An easy work-around would be creating a base module and wrap it around the XilinxShell.

@vegaluis @thierry Please correct me if I’m wrong.

That’s correct, there are some issues with the AXI-4 master in Chisel which can cause erroneous writes if the write crosses a 4k boundary. @vegaluis can comment on this issue so we can keep track of it (perhaps follow up with an issue so it’s publicly documented?)

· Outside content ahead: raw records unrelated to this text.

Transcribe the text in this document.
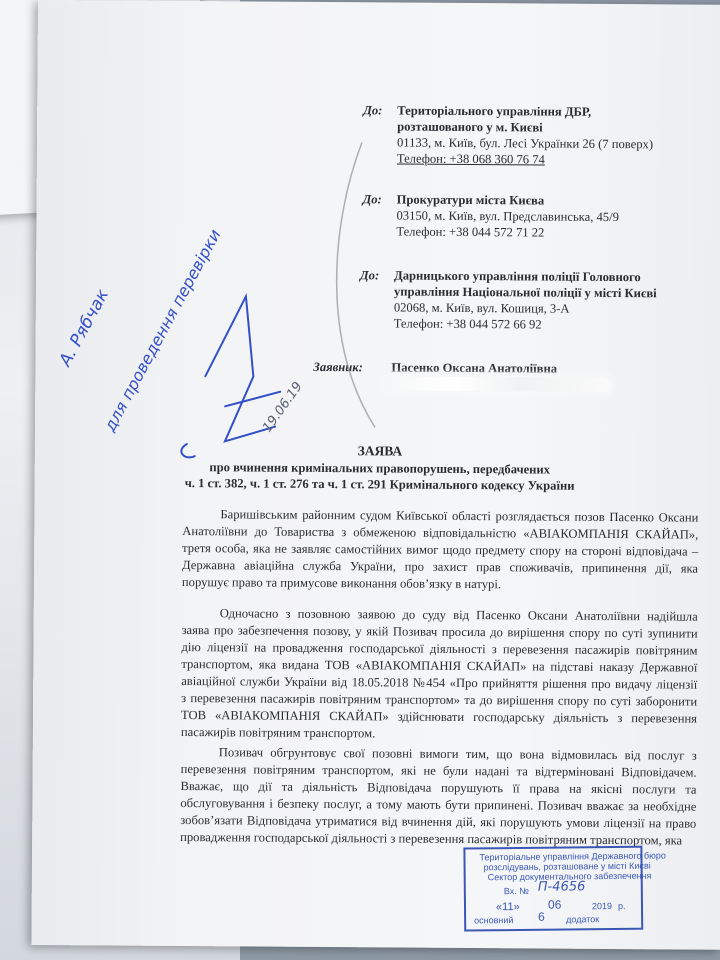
До: Територіального управління ДБР,
розташованого у м. Києві
01133, м. Київ, бул. Лесі Українки 26 (7 поверх)
Телефон: +38 068 360 76 74
До: Прокуратури міста Києва
03150, м. Київ, вул. Предславинська, 45/9
Телефон: +38 044 572 71 22
До: Дарницького управління поліції Головного
управління Національної поліції у місті Києві
02068, м. Київ, вул. Кошиця, 3-А
Телефон: +38 044 572 66 92
Заявник: Пасенко Оксана Анатоліївна
ЗАЯВА
про вчинення кримінальних правопорушень, передбачених
ч. 1 ст. 382, ч. 1 ст. 276 та ч. 1 ст. 291 Кримінального кодексу України
Баришівським районним судом Київської області розглядається позов Пасенко Оксани
Анатоліївни до Товариства з обмеженою відповідальністю «АВІАКОМПАНІЯ СКАЙАП»,
третя особа, яка не заявляє самостійних вимог щодо предмету спору на стороні відповідача –
Державна авіаційна служба України, про захист прав споживачів, припинення дії, яка
порушує право та примусове виконання обов’язку в натурі.
Одночасно з позовною заявою до суду від Пасенко Оксани Анатоліївни надійшла
заява про забезпечення позову, у якій Позивач просила до вирішення спору по суті зупинити
дію ліцензії на провадження господарської діяльності з перевезення пасажирів повітряним
транспортом, яка видана ТОВ «АВІАКОМПАНІЯ СКАЙАП» на підставі наказу Державної
авіаційної служби України від 18.05.2018 №454 «Про прийняття рішення про видачу ліцензії
з перевезення пасажирів повітряним транспортом» та до вирішення спору по суті заборонити
ТОВ «АВІАКОМПАНІЯ СКАЙАП» здійснювати господарську діяльність з перевезення
пасажирів повітряним транспортом.
Позивач обгрунтовує свої позовні вимоги тим, що вона відмовилась від послуг з
перевезення повітряним транспортом, які не були надані та відтерміновані Відповідачем.
Вважає, що дії та діяльність Відповідача порушують її права на якісні послуги та
обслуговування і безпеку послуг, а тому мають бути припинені. Позивач вважає за необхідне
зобов’язати Відповідача утриматися від вчинення дій, які порушують умови ліцензії на право
провадження господарської діяльності з перевезення пасажирів повітряним транспортом, яка
А. Рябчак
для проведення перевірки	19.06.19
Територіальне управління Державного бюро
розслідувань, розташоване у місті Києві
Сектор документального забезпечення
Вх. № П-4656
«11» 06	2019 р.
основний 6 додаток
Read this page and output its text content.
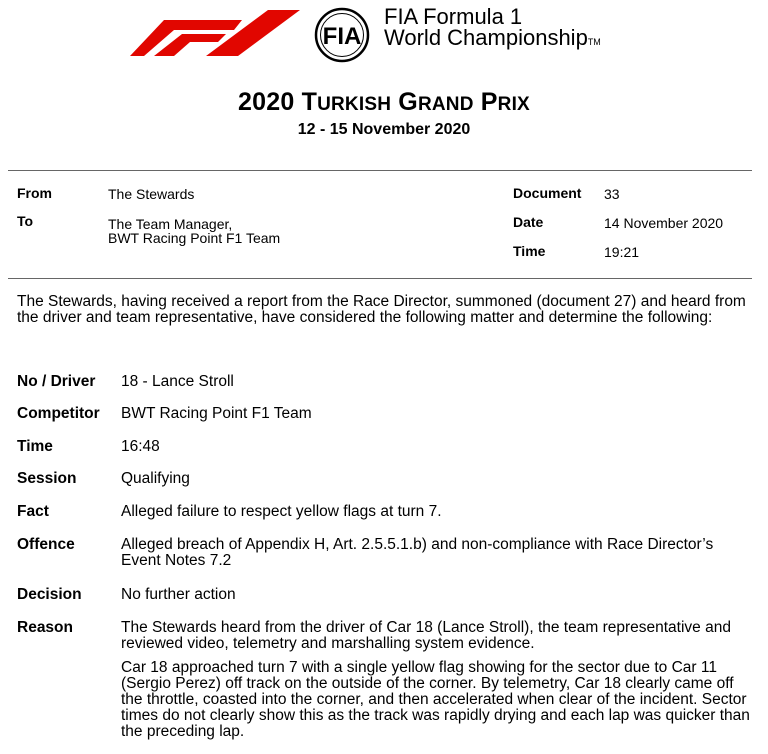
FIA
FIA Formula 1
World ChampionshipTM
2020 TURKISH GRAND PRIX
12 - 15 November 2020
From	The Stewards
To	The Team Manager,
BWT Racing Point F1 Team
Document 33
Date	14 November 2020
Time	19:21
The Stewards, having received a report from the Race Director, summoned (document 27) and heard from the driver and team representative, have considered the following matter and determine the following:
No / Driver 18 - Lance Stroll
Competitor BWT Racing Point F1 Team
Time	16:48
Session	Qualifying
Fact	Alleged failure to respect yellow flags at turn 7.
Offence	Alleged breach of Appendix H, Art. 2.5.5.1.b) and non-compliance with Race Director’s Event Notes 7.2
Decision	No further action
Reason	The Stewards heard from the driver of Car 18 (Lance Stroll), the team representative and reviewed video, telemetry and marshalling system evidence.
Car 18 approached turn 7 with a single yellow flag showing for the sector due to Car 11 (Sergio Perez) off track on the outside of the corner. By telemetry, Car 18 clearly came off the throttle, coasted into the corner, and then accelerated when clear of the incident. Sector times do not clearly show this as the track was rapidly drying and each lap was quicker than the preceding lap.
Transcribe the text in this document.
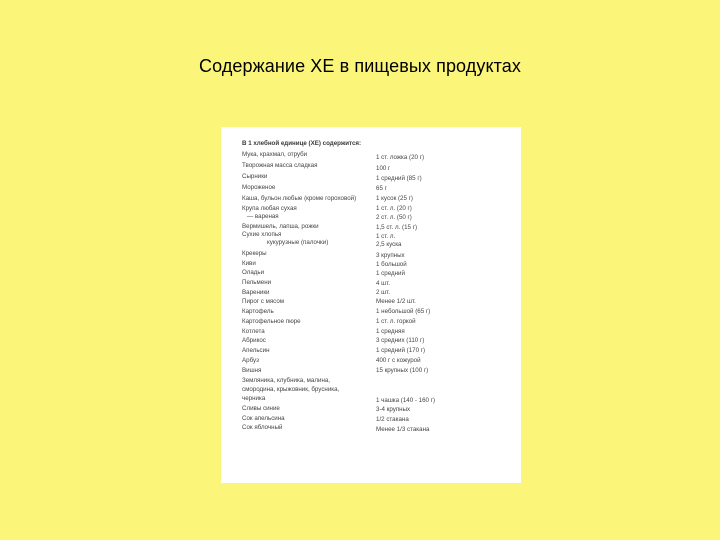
Содержание ХЕ в пищевых продуктах
В 1 хлебной единице (ХЕ) содержится:
Мука, крахмал, отруби	1 ст. ложка (20 г)
Творожная масса сладкая	100 г
Сырники	1 средний (85 г)
Мороженое	65 г
Каша, бульон любые (кроме гороховой)	1 кусок (25 г)
Крупа любая сухая	1 ст. л. (20 г)
— вареная	2 ст. л. (50 г)
Вермишель, лапша, рожки	1,5 ст. л. (15 г)
Сухие хлопья	1 ст. л.
кукурузные (палочки)	2,5 куска
Крекеры	3 крупных
Киви	1 большой
Оладьи	1 средний
Пельмени	4 шт.
Вареники	2 шт.
Пирог с мясом	Менее 1/2 шт.
Картофель	1 небольшой (65 г)
Картофельное пюре	1 ст. л. горкой
Котлета	1 средняя
Абрикос	3 средних (110 г)
Апельсин	1 средний (170 г)
Арбуз	400 г с кожурой
Вишня	15 крупных (100 г)
Земляника, клубника, малина,
смородина, крыжовник, брусника,
черника	1 чашка (140 - 160 г)
Сливы синие	3-4 крупных
Сок апельсина	1/2 стакана
Сок яблочный	Менее 1/3 стакана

@liangfu and @thierry, thanks for your inputs. I have been able to build the chisel code for Pynq-z1, and I have tried to test it with the existing matrix_multiply.py example code after reducing the size of the input matrices. It has been able to run but there are a couple of issues.

What I have done so far:

  • I had to reduce the instQueueEntries in core/Configs.scala since the design didn’t have enough space on the Z1. I believe since the de10 is a bigger board it wouldn’t have the same issues.
  • I had to reduce the matrix size from 16x16 to 8x8 (BLOCKIN and BLOCKOUT from 16 to 8). It was mostly due to timing constraint and I don’t know how to customize the fpga_clk (increase the width from the existing 10ns).
  • Changed the VTADevice class in the pynq_driver.cc to be similar to that of de10nano_driver.cc, as the chisel code is being used instead of the existing HLS generated hardware.

The issue we are facing is that the hardware only returns with the result occasionally. When it does return the test passes. At this point I am not sure exactly what is happening. It seems that the hardware gets stuck and does not set the finish flag. I am not sure where it is getting stuck though. I would like to know your opinion on this.

On de10nano, we only need 49% of logic utilization for the default VTA design (, although the all multipliers have been implemented on logic resource instead of DSP slices). Therefore, I think PYNQ-Z1 should have sufficient amount of resource to deploy Chisel VTA.